The primary pretraining source consists of approximately 50,000 publicly available lead sheets (about 200 million tokens) from TheoryTab. Functional chord symbols are mapped into four-note MIDI chord voicings; melody lines are single-pitch sequences. Fine temporal discretization is achieved by snapping all positions to 16th-note subdivisions and incorporating a single percussive click note per beat in the synthetic click track.

For model robustness and coverage, each lead sheet is used to sample multiple random spans and target modes, producing roughly ten training examples per source and covering segment lengths from one to eight measures. This data augmentation paradigm ensures the model experiences diverse contexts and conditioning modes during training (Donahue et al., 12 Feb 2025).

4. Real-time Integration and Workflow in the Hookpad Editor

Hookpad Aria is embedded directly into Hookpad’s lead-sheet web interface, supporting non-sequential workflow patterns:

  • Region selection: Users highlight one or more measures in the score.
  • Mode selection: “Continue,” “Fill,” “Harmonize,” and “Melodify” buttons correspond to different generative modes.
  • API communication: The frontend transmits metadata ({projectID, key, tempo, meter, selected span, mode}) to the Aria backend, which responds with ee3–ee4 candidate completions (formatted as JSON-encoded sequences of beat, pitch, duration, and voice).
  • Suggestion rendering: Candidates are displayed in a scrollable panel; users can audition and “Accept” a suggestion to commit it to the editor.
  • Context conditioning: As every generation request may involve arbitrary user-selected spans, the workflow supports both local and global edits, including mid-song modification without imposing sequential constraints.

This pattern aligns with iterative, fragmentary, and exploratory songwriting methodologies prevalent in Western pop composition.

5. Usage, Adoption Metrics, and Qualitative Evaluation

Since its public release in March 2024, Hookpad Aria has recorded:

  • 318,000 generative requests
  • Approximately 3,000 unique users
  • 74,000 accepted suggestions, yielding an accept rate of approximately 23%

Comprehensive logging of user interactions, including time, mode, and project metadata, enables detailed offline evaluation. Eight one-hour semi-structured interviews revealed that end users primarily regard Aria as an “ideation partner,” leveraging it to unblock creative processes and favoring its short, reusable output snippets. Users suggested that finer high-level controls—e.g., explicit manipulation of genre, mood, or song section labeling—would extend Aria’s flexibility (Donahue et al., 12 Feb 2025).

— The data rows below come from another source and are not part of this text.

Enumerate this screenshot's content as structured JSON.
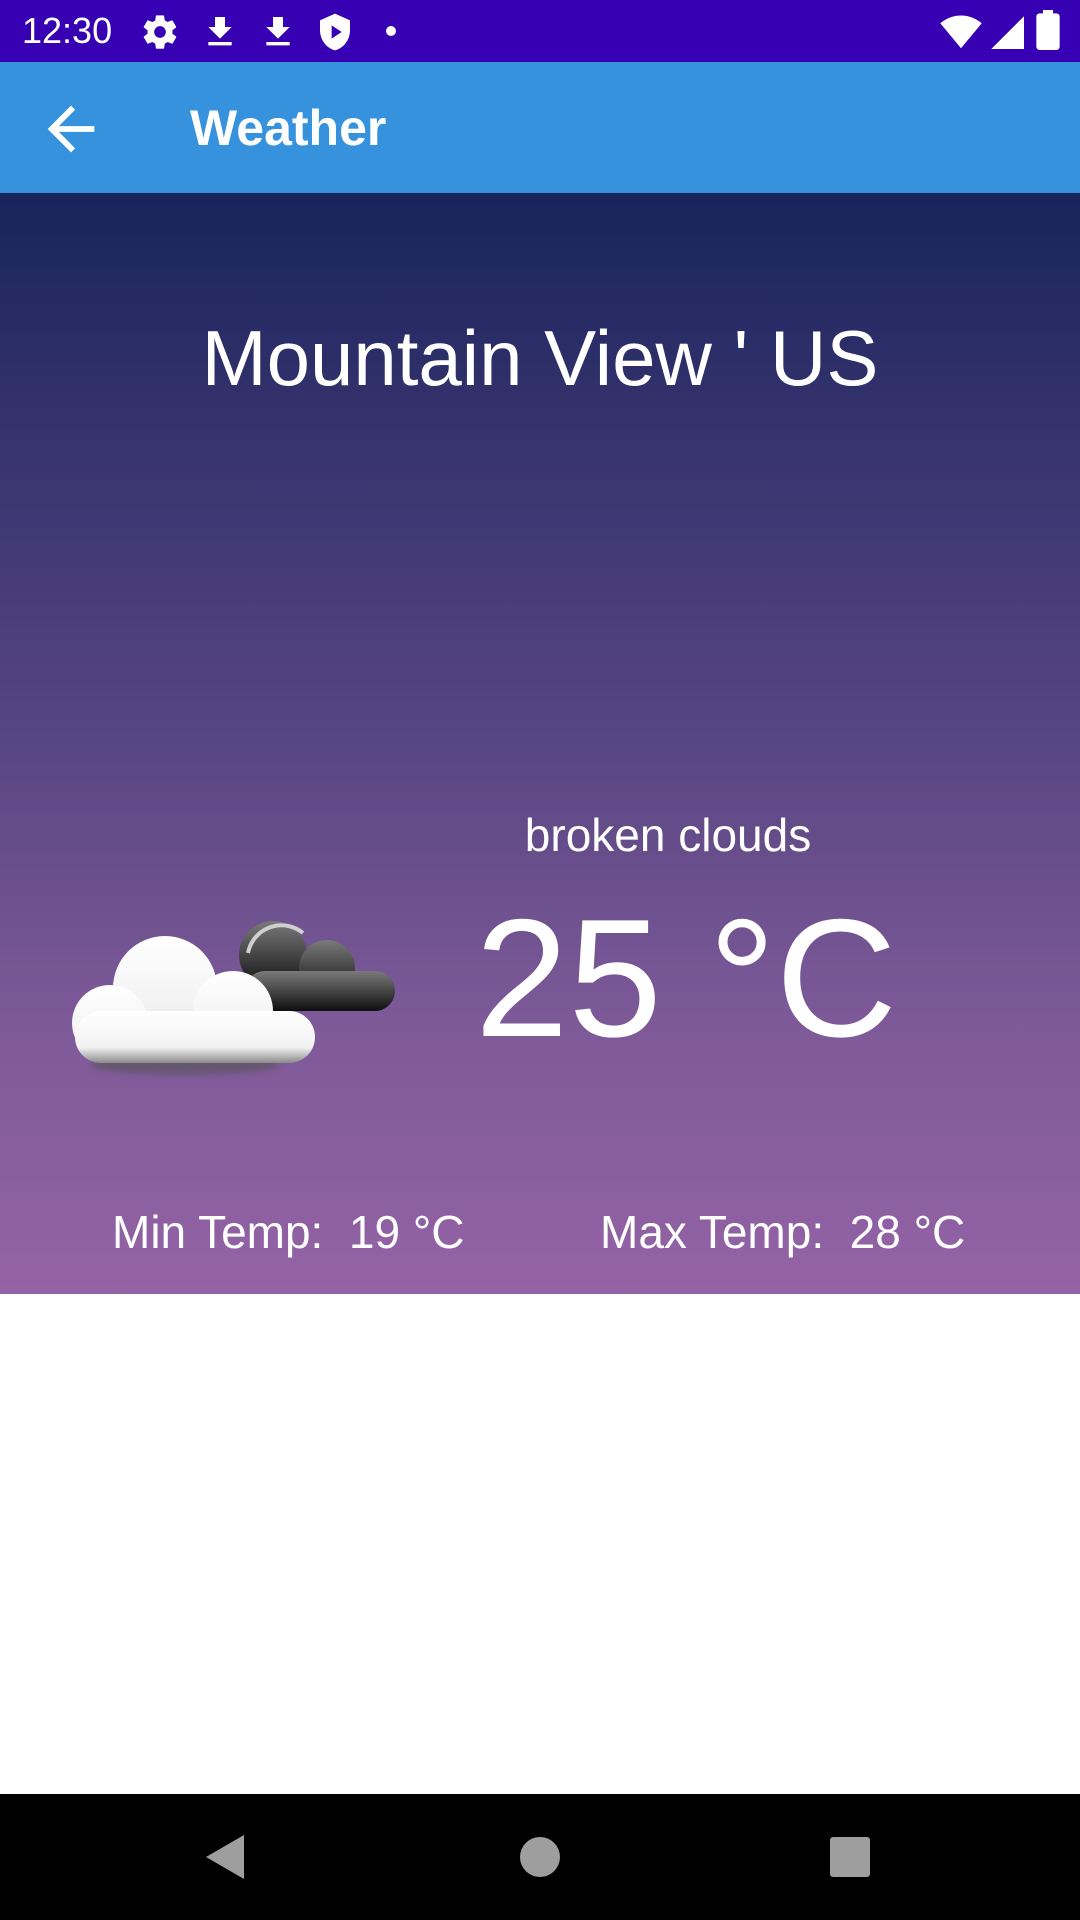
{
  "status_bar": {
    "time": "12:30",
    "icons": [
      "gear-icon",
      "download-icon",
      "download-icon",
      "shield-play-icon",
      "dot-icon",
      "wifi-icon",
      "signal-icon",
      "battery-icon"
    ],
    "background": "#3700b3"
  },
  "app_bar": {
    "title": "Weather",
    "back_icon": "arrow-back-icon",
    "background": "#3792de"
  },
  "weather": {
    "city": "Mountain View ' US",
    "description": "broken clouds",
    "temperature": "25 °C",
    "min_temp": "Min Temp:  19 °C",
    "max_temp": "Max Temp:  28 °C",
    "icon": "broken-clouds-icon",
    "gradient_top": "#18245c",
    "gradient_bottom": "#9463a6"
  },
  "nav_bar": {
    "buttons": [
      "back-triangle-icon",
      "home-circle-icon",
      "recents-square-icon"
    ]
  }
}
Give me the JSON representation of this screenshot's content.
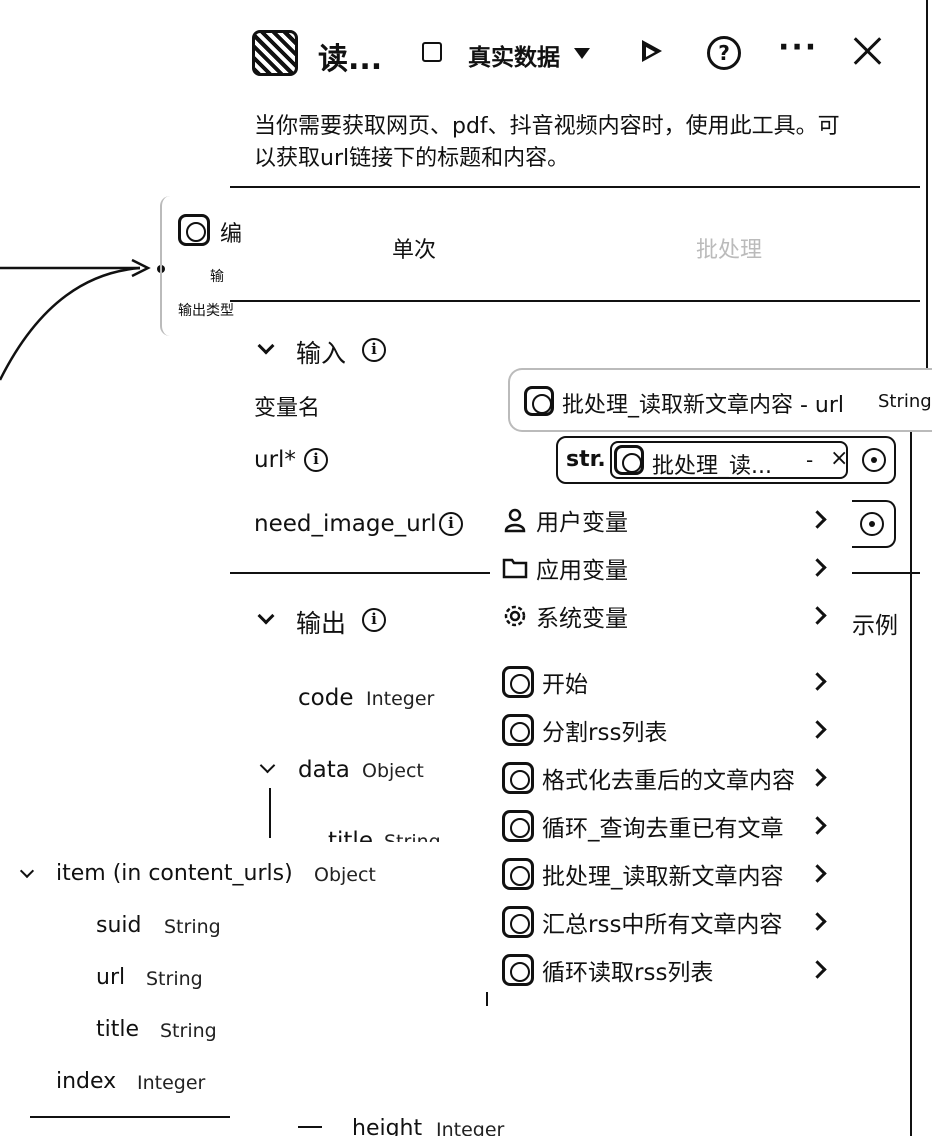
{
  "header": {
    "title": "读...",
    "data_label": "真实数据",
    "icons": [
      "app-icon",
      "data-icon",
      "dropdown-caret-icon",
      "run-icon",
      "help-icon",
      "more-icon",
      "close-icon"
    ]
  },
  "description": [
    "当你需要获取网页、pdf、抖音视频内容时，使用此工具。可",
    "以获取url链接下的标题和内容。"
  ],
  "tabs": [
    {
      "label": "单次",
      "active": true
    },
    {
      "label": "批处理",
      "active": false
    }
  ],
  "background_node": {
    "title": "编",
    "line1": "输",
    "line2": "输出类型"
  },
  "input_section": {
    "title": "输入",
    "var_name_label": "变量名",
    "fields": [
      {
        "name": "url*"
      },
      {
        "name": "need_image_url"
      }
    ],
    "selected_var": {
      "label": "批处理_读取新文章内容 - url",
      "type": "String"
    },
    "url_field": {
      "prefix": "str.",
      "value": "批处理_读...",
      "dash": "-",
      "clear": "×"
    }
  },
  "output_section": {
    "title": "输出",
    "example_label": "示例",
    "fields": [
      {
        "name": "code",
        "type": "Integer"
      },
      {
        "name": "data",
        "type": "Object"
      },
      {
        "name": "title",
        "type": "String"
      },
      {
        "name": "height",
        "type": "Integer"
      }
    ]
  },
  "variable_menu": {
    "categories": [
      {
        "label": "用户变量",
        "icon": "user-icon"
      },
      {
        "label": "应用变量",
        "icon": "folder-icon"
      },
      {
        "label": "系统变量",
        "icon": "gear-icon"
      }
    ],
    "nodes": [
      {
        "label": "开始",
        "icon": "start-node-icon"
      },
      {
        "label": "分割rss列表",
        "icon": "str-node-icon"
      },
      {
        "label": "格式化去重后的文章内容",
        "icon": "code-node-icon"
      },
      {
        "label": "循环_查询去重已有文章",
        "icon": "loop-node-icon"
      },
      {
        "label": "批处理_读取新文章内容",
        "icon": "batch-node-icon"
      },
      {
        "label": "汇总rss中所有文章内容",
        "icon": "code-node-icon"
      },
      {
        "label": "循环读取rss列表",
        "icon": "loop-node-icon"
      }
    ]
  },
  "left_panel": {
    "item": {
      "name": "item (in content_urls)",
      "type": "Object"
    },
    "children": [
      {
        "name": "suid",
        "type": "String"
      },
      {
        "name": "url",
        "type": "String"
      },
      {
        "name": "title",
        "type": "String"
      }
    ],
    "index": {
      "name": "index",
      "type": "Integer"
    }
  }
}
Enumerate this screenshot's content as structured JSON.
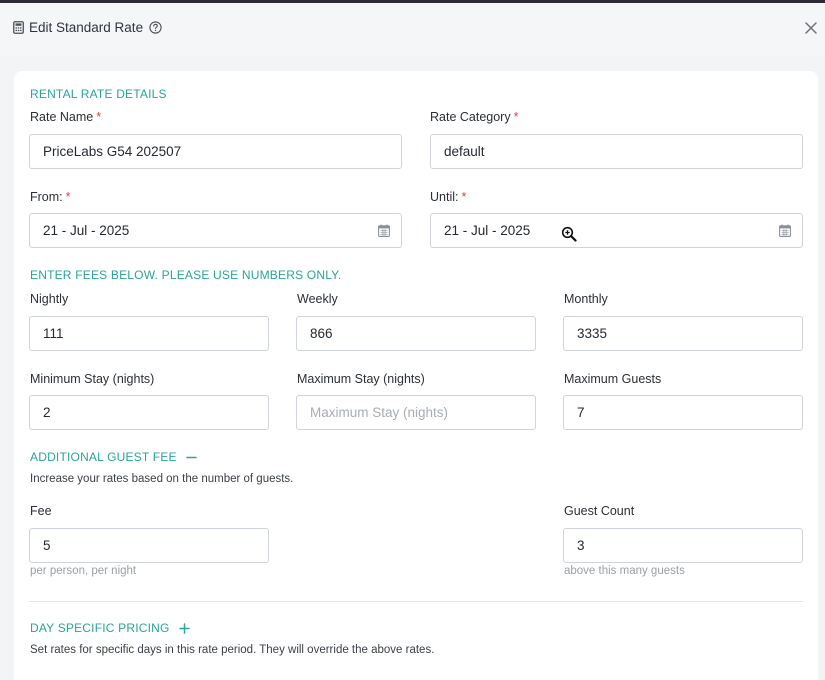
{
  "header": {
    "title": "Edit Standard Rate",
    "icon": "calculator-icon",
    "help_icon": "help-circle-icon",
    "close_icon": "close-icon"
  },
  "rental": {
    "section_title": "RENTAL RATE DETAILS",
    "rate_name_label": "Rate Name",
    "rate_name_value": "PriceLabs G54 202507",
    "rate_category_label": "Rate Category",
    "rate_category_value": "default",
    "from_label": "From:",
    "from_value": "21 - Jul - 2025",
    "until_label": "Until:",
    "until_value": "21 - Jul - 2025",
    "required_mark": "*"
  },
  "fees": {
    "section_title": "ENTER FEES BELOW. PLEASE USE NUMBERS ONLY.",
    "nightly_label": "Nightly",
    "nightly_value": "111",
    "weekly_label": "Weekly",
    "weekly_value": "866",
    "monthly_label": "Monthly",
    "monthly_value": "3335",
    "min_stay_label": "Minimum Stay (nights)",
    "min_stay_value": "2",
    "max_stay_label": "Maximum Stay (nights)",
    "max_stay_placeholder": "Maximum Stay (nights)",
    "max_guests_label": "Maximum Guests",
    "max_guests_value": "7"
  },
  "guest_fee": {
    "section_title": "ADDITIONAL GUEST FEE",
    "toggle_icon": "minus-icon",
    "description": "Increase your rates based on the number of guests.",
    "fee_label": "Fee",
    "fee_value": "5",
    "fee_helper": "per person, per night",
    "guest_count_label": "Guest Count",
    "guest_count_value": "3",
    "guest_count_helper": "above this many guests"
  },
  "day_specific": {
    "section_title": "DAY SPECIFIC PRICING",
    "toggle_icon": "plus-icon",
    "description": "Set rates for specific days in this rate period. They will override the above rates."
  },
  "colors": {
    "accent": "#2aa59a",
    "required": "#e0452d",
    "border": "#cfd3da",
    "header_bg": "#f5f6f8"
  }
}
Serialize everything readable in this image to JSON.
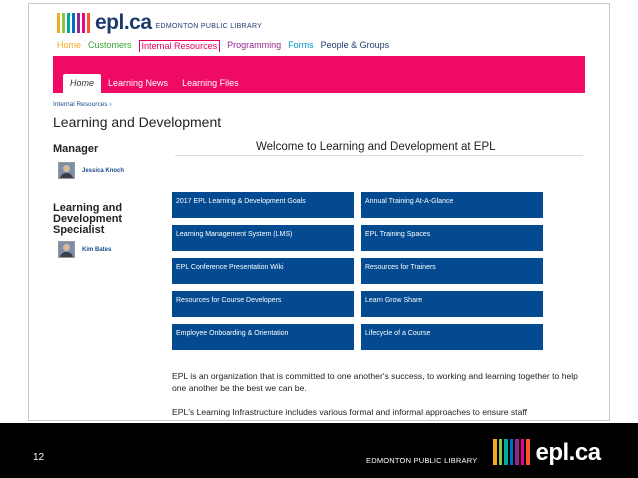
{
  "header": {
    "logo_text": "epl.ca",
    "logo_subtitle": "EDMONTON PUBLIC LIBRARY",
    "logo_bar_colors": [
      "#f7a823",
      "#8dc63f",
      "#00a99d",
      "#0071bc",
      "#93278f",
      "#ec008c",
      "#f15a24"
    ]
  },
  "top_nav": [
    {
      "label": "Home",
      "color": "#f7a823"
    },
    {
      "label": "Customers",
      "color": "#3aa335"
    },
    {
      "label": "Internal Resources",
      "color": "#e8005b"
    },
    {
      "label": "Programming",
      "color": "#93278f"
    },
    {
      "label": "Forms",
      "color": "#0094c8"
    },
    {
      "label": "People & Groups",
      "color": "#1f3b6e"
    }
  ],
  "tabs": [
    "Home",
    "Learning News",
    "Learning Files"
  ],
  "breadcrumb": "Internal Resources ›",
  "page_title": "Learning and Development",
  "manager": {
    "heading": "Manager",
    "name": "Jessica Knoch"
  },
  "specialist": {
    "heading": "Learning and Development Specialist",
    "name": "Kim Bates"
  },
  "welcome": "Welcome to Learning and Development at EPL",
  "tiles": [
    "2017 EPL Learning & Development Goals",
    "Annual Training At-A-Glance",
    "Learning Management System (LMS)",
    "EPL Training Spaces",
    "EPL Conference Presentation Wiki",
    "Resources for Trainers",
    "Resources for Course Developers",
    "Learn Grow Share",
    "Employee Onboarding & Orientation",
    "Lifecycle of a Course"
  ],
  "paragraph1": "EPL is an organization that is committed to one another's success, to working and learning together to help one another be the best we can be.",
  "paragraph2": "EPL's Learning Infrastructure includes various formal and informal approaches to ensure staff",
  "footer": {
    "slide_number": "12",
    "library_name": "EDMONTON PUBLIC LIBRARY",
    "logo_text": "epl.ca"
  }
}
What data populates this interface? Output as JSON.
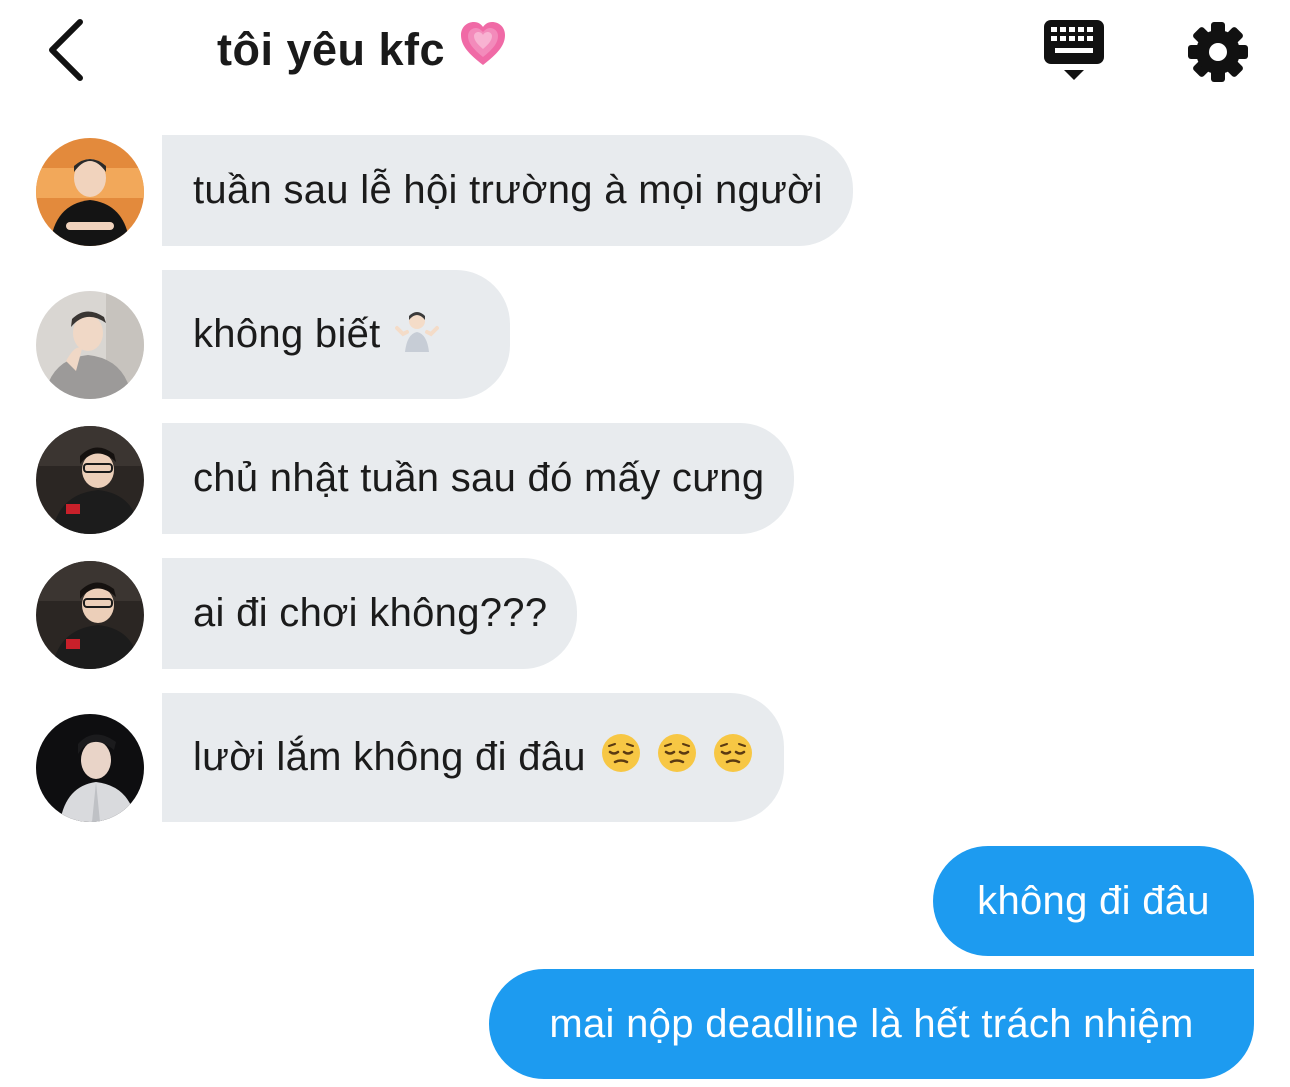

6. Iterative Model Adaptation via Data Flywheel

Hookpad Aria’s feedback loop centers on accepted suggestions as positive reinforcement signals. Each month, user-validated (context, suggestion) pairs are aggregated and used to fine-tune a new release of the medium-sized AMT model. This “data flywheel” approach incrementally encodes evolving user stylistic preferences and emergent lead-sheet conventions, enabling model adaptation in response to real-world adoption and musical trends.

This suggests a continually improving co-creation platform in which preferences implicit in accepted musical fragments are reflected in subsequent model generations.

7. Illustrative Generation Examples

For melody harmonization, if a user sketches a two-measure melody in C major and selects “Harmonize,” Aria might return:

  • Suggestion 1: Cmaj7 | Am7 | D7 | G7 (chords on beats 1 and 3)
  • Suggestion 2: C6 | Em7 | Am7 | D7 G7

During generation, the event stream contains melody notes for the specified bars, while controls include the click track and any specified harmony for infilling objectives. For left-to-right continuation, a user requesting continuation of a four-bar melody {E₄–G₄–C₅–B₄, …} might receive, for example:

  • Bar 5: G₄ quarter, A₄ eighth, G₄ eighth, E₄ half
  • Bar 6: F₄ eighth, G₄ eighth, E₄ quarter, C₄ half

The output is integrated one measure at a time, supporting both the completion and transformation of existing song material (Donahue et al., 12 Feb 2025).